La tradition du mâchon, malmenée par les nouvelles organisations du travail, est maintenue depuis 1964 par les Francs Mâchons qui décernent chaque année un diplôme au(x) restaurateur(s) qui accueille(nt) régulièrement dans l’excellence des convives dès 9 heures du matin.
Le diplôme
Citations
Bruno BENOIT – Sur un coin de table, le mâchon lyonnais – Revue Autrement – 2001
« Le mâchon lyonnais est la messe matinale des vrais gones. On y rompt le pain et on y boit le vin comme à l’office. Au-delà de la métaphore religieuse, le mâchon date du XIXe siècle, lorsque le monde de la soie, canuts ou marchands-fabricants, faisait une pause dans la matinée pour étancher la soif et couper la faim. Dans le mâchon se mêlent le réchauffé et les cochonnailles, le tout arrosé de pots de beaujolais. Il scelle la rencontre car, à Lyon, on ne se connaît pas tant qu’on n’a pas mangé ensemble. »
Frédéric DARD
Lorsque le premier café a chassé le dernier sommeil et que l’avant-premier vin blanc a aiguisé le nouvel appétit, le corps et l’âme pleinement disponibles sont en idéal état de “mange”. C’est l’instant du plat cuisiné, du vin fruité, de l’amitié que nulle fatigue n’affaiblit. L’heure où l’on boit doucement pour faire naître la soif sans gâcher la faim. L’heure où le soleil se lève sur les lumineux visages des Francs-Mâchons et leur dégouline dans le coeur via le gosier. Alors, à ce moment béni, capiteux, capital, les Francs-Mâchons savent que si Dieu n’existe pas, il fait en tout cas rudement bien semblant….
Henry CLOS-JOUVE
A Lyon, le café-crème “commence au jambonneau”, avait décrété ce bon expert en gueule Marcel-E. Grancher quand il présidait “Les Amis des Halles” qui fut la plus spectaculaire association mâchonnique entre les deux dernières guerres à Lyon. Ces apôtres de la cuisine matinale se déplaçaient aux beaux jours dans la campagne circonvoisine pour “taper” la boule en saucissonnant sous des tonnelles pimpantes devant des pots de beaujolais frais.

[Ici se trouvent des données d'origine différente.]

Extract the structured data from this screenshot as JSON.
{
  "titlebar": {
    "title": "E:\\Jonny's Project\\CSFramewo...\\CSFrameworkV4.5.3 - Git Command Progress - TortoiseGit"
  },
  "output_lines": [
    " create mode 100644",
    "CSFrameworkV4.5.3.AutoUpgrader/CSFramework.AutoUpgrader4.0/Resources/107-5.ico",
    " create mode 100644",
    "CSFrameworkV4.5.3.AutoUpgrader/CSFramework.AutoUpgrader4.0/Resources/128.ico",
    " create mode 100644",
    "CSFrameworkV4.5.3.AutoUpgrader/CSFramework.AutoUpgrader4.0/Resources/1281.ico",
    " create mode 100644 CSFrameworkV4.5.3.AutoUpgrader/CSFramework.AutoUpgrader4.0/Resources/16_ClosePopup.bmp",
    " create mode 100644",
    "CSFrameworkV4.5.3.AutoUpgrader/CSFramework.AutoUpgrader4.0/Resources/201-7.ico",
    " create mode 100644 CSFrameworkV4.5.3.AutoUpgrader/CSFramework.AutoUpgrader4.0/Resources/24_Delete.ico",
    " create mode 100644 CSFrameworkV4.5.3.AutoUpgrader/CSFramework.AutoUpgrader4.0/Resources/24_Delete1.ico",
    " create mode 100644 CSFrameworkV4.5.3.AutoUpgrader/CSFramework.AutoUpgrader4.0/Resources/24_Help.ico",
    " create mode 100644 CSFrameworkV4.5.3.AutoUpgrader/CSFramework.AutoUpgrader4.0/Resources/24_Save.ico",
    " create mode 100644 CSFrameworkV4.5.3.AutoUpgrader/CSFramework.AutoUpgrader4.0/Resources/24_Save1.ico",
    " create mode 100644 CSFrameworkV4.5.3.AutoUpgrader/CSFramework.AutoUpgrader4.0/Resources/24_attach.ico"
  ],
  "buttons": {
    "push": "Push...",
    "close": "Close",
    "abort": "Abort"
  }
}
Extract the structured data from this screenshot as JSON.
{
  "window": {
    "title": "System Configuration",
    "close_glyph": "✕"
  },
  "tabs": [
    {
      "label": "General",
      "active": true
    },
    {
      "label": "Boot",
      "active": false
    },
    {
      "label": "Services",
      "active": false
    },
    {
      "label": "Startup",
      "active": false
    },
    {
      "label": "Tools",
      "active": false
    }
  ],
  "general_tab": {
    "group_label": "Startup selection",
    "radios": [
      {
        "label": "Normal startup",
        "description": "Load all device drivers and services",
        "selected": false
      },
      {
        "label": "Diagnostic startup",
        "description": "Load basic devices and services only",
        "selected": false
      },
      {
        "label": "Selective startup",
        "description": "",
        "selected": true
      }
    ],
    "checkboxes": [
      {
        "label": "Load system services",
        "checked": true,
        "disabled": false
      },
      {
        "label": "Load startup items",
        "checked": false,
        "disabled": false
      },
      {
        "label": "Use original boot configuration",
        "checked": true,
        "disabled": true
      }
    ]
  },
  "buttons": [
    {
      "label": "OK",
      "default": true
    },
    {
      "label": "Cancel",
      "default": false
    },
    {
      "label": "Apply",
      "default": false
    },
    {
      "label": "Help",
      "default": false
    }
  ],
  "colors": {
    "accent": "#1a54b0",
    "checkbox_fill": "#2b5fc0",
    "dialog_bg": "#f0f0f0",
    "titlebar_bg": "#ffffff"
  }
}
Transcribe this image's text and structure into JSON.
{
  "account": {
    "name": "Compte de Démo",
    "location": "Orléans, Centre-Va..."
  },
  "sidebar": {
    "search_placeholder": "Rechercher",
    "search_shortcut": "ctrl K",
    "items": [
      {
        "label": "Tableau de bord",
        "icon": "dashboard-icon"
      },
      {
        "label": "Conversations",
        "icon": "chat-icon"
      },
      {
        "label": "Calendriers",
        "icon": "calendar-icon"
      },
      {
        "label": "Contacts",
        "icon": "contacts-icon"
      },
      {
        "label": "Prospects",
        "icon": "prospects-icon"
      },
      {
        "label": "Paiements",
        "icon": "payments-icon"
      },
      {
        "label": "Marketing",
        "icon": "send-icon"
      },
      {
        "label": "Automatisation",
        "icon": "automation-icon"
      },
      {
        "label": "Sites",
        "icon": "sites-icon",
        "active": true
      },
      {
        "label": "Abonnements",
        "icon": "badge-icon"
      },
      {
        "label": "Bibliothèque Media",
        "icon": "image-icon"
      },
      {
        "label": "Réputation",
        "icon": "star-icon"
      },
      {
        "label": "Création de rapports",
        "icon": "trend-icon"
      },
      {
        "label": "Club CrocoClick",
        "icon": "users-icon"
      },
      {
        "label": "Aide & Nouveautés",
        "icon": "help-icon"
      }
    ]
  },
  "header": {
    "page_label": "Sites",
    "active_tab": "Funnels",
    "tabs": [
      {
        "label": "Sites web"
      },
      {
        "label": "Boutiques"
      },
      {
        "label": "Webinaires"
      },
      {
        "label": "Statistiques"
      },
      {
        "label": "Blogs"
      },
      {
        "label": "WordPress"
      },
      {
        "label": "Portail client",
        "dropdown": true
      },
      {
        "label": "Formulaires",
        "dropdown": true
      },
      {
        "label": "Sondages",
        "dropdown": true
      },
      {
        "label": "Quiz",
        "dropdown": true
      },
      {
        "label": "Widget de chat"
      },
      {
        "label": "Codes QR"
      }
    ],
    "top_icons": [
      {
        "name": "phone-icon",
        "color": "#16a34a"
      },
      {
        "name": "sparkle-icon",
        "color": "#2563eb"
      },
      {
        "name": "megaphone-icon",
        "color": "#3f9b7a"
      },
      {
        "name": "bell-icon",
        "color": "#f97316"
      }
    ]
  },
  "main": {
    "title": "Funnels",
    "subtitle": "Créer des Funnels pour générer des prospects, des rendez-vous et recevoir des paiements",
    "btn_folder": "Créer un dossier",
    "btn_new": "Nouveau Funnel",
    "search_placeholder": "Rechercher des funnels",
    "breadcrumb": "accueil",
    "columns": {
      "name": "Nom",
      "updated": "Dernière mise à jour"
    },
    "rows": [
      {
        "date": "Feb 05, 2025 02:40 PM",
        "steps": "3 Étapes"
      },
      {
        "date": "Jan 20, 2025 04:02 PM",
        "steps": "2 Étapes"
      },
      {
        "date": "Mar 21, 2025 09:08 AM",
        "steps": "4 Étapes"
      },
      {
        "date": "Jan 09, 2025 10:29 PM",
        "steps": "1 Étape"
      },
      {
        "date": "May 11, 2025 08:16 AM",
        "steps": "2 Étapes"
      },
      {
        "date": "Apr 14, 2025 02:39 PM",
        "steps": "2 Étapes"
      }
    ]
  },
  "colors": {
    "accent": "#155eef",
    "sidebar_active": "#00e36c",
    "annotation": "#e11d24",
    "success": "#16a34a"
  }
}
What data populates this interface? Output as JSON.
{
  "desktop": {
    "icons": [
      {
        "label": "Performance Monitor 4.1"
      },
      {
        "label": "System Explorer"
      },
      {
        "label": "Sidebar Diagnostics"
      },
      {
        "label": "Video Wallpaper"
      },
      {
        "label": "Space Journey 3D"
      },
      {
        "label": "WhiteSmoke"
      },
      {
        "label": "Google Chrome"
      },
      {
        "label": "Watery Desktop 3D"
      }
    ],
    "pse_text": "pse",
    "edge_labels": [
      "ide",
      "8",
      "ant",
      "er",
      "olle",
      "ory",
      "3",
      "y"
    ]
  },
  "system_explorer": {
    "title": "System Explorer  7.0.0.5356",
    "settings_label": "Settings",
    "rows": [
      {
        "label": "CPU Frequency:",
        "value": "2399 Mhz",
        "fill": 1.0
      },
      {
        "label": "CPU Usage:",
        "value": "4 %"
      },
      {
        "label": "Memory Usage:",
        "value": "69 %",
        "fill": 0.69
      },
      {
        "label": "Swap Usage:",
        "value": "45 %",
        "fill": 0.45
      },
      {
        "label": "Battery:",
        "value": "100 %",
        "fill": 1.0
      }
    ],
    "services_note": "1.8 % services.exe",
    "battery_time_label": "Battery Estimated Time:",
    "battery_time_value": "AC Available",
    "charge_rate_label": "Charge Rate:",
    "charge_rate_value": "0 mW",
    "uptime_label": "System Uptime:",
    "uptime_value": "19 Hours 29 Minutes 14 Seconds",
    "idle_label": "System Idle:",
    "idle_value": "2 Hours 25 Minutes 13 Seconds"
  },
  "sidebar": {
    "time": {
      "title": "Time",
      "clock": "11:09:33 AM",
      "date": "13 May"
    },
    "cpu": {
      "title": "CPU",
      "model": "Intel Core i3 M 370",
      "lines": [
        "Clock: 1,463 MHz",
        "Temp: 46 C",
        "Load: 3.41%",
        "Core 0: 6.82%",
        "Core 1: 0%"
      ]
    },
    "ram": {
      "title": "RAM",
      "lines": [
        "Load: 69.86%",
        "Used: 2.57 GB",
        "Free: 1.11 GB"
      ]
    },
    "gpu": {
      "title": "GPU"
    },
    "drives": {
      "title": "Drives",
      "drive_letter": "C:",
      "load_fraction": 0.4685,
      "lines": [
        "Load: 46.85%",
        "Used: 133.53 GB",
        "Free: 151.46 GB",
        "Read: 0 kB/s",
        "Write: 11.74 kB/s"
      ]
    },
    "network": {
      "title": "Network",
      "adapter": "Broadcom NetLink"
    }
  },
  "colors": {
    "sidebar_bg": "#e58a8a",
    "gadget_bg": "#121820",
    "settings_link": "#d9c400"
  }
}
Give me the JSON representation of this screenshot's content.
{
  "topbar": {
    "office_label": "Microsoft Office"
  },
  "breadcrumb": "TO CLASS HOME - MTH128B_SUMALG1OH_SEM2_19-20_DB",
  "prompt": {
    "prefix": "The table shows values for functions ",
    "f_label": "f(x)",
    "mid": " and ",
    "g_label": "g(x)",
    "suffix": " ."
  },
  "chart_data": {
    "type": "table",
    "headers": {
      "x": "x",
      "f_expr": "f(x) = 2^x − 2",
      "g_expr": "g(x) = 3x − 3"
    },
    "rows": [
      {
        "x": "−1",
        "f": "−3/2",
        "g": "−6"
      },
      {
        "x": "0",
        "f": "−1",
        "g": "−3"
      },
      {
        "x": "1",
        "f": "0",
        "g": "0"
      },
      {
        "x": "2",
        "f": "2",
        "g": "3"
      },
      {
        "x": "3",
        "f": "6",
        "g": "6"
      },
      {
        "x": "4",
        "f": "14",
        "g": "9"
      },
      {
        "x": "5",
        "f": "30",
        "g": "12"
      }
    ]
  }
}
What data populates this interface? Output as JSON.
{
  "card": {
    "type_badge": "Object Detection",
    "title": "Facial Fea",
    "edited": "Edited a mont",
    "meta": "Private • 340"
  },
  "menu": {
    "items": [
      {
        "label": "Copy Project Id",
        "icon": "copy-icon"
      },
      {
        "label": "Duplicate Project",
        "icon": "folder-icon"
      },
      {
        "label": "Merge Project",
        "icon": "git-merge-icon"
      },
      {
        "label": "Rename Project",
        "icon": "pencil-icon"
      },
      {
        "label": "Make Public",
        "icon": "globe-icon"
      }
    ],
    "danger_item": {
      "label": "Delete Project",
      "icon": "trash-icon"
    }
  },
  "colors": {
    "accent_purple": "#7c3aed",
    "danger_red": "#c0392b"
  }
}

Ce petit groupement autour de Louis Javogues, comme jadis Les Amis des Halles de Grancher, décida de se constituer en amicale de gueule sous l’appellation éloquente : “Les Francs-Mâchons”. Le “Mâchon inaugural” eut lieu le samedi 6 décembre 1964 dans le bistrot légendaire de Georges Drebet.
Les Francs-Mâchons de Lyon se réunissent chaque mois dans un bistrot de Lyon, s’essayent à des découvertes gourmandes et, après une sévère délibération, délivrent au patron, pour la double qualité de sa cuisine et de ses vins, un superbe diplôme joliment imagé par Aldebert, Carlotti, Gad, Rik Cursat, Roger Sam.”
Charles EXBRAYAT
Je dois avouer que lorsque je suis assis dans un bouchon de Myrelingues, entouré de mes bons et chers Francs-Mâchons dont les visages – dans l’euphorie de ces réunions où l’affection tient autant de place que la bonne chère et les bonnes bouteilles – retrouvent la pureté de l’enfance perdue, je me répète mélancoliquement cet aphorisme du grand philosophe de la Croix-Rousse, Catherin Bugnard : “C’est mal d’arriver à la fin de sa vie juste au moment où on commence à savoir vivre”.
FélixBENOIT et Henry CLOS-JOUVE (La cuisine Lyonnaise)
Autour de Louis Javogues se constitua, évidemment serviette au cou, un petit groupe de braves gens, bons biberons et bons mangeurs.
L’hiver, ils se retrouvaient quotidiennement devant la cuisine matinale de Madame Barbet et, ils se déplaçaient pour « taper » la boule au bord du Rhône en saucissonnant sous les tonnelles pimpantes du carillon Champêtre, à Saint-clair.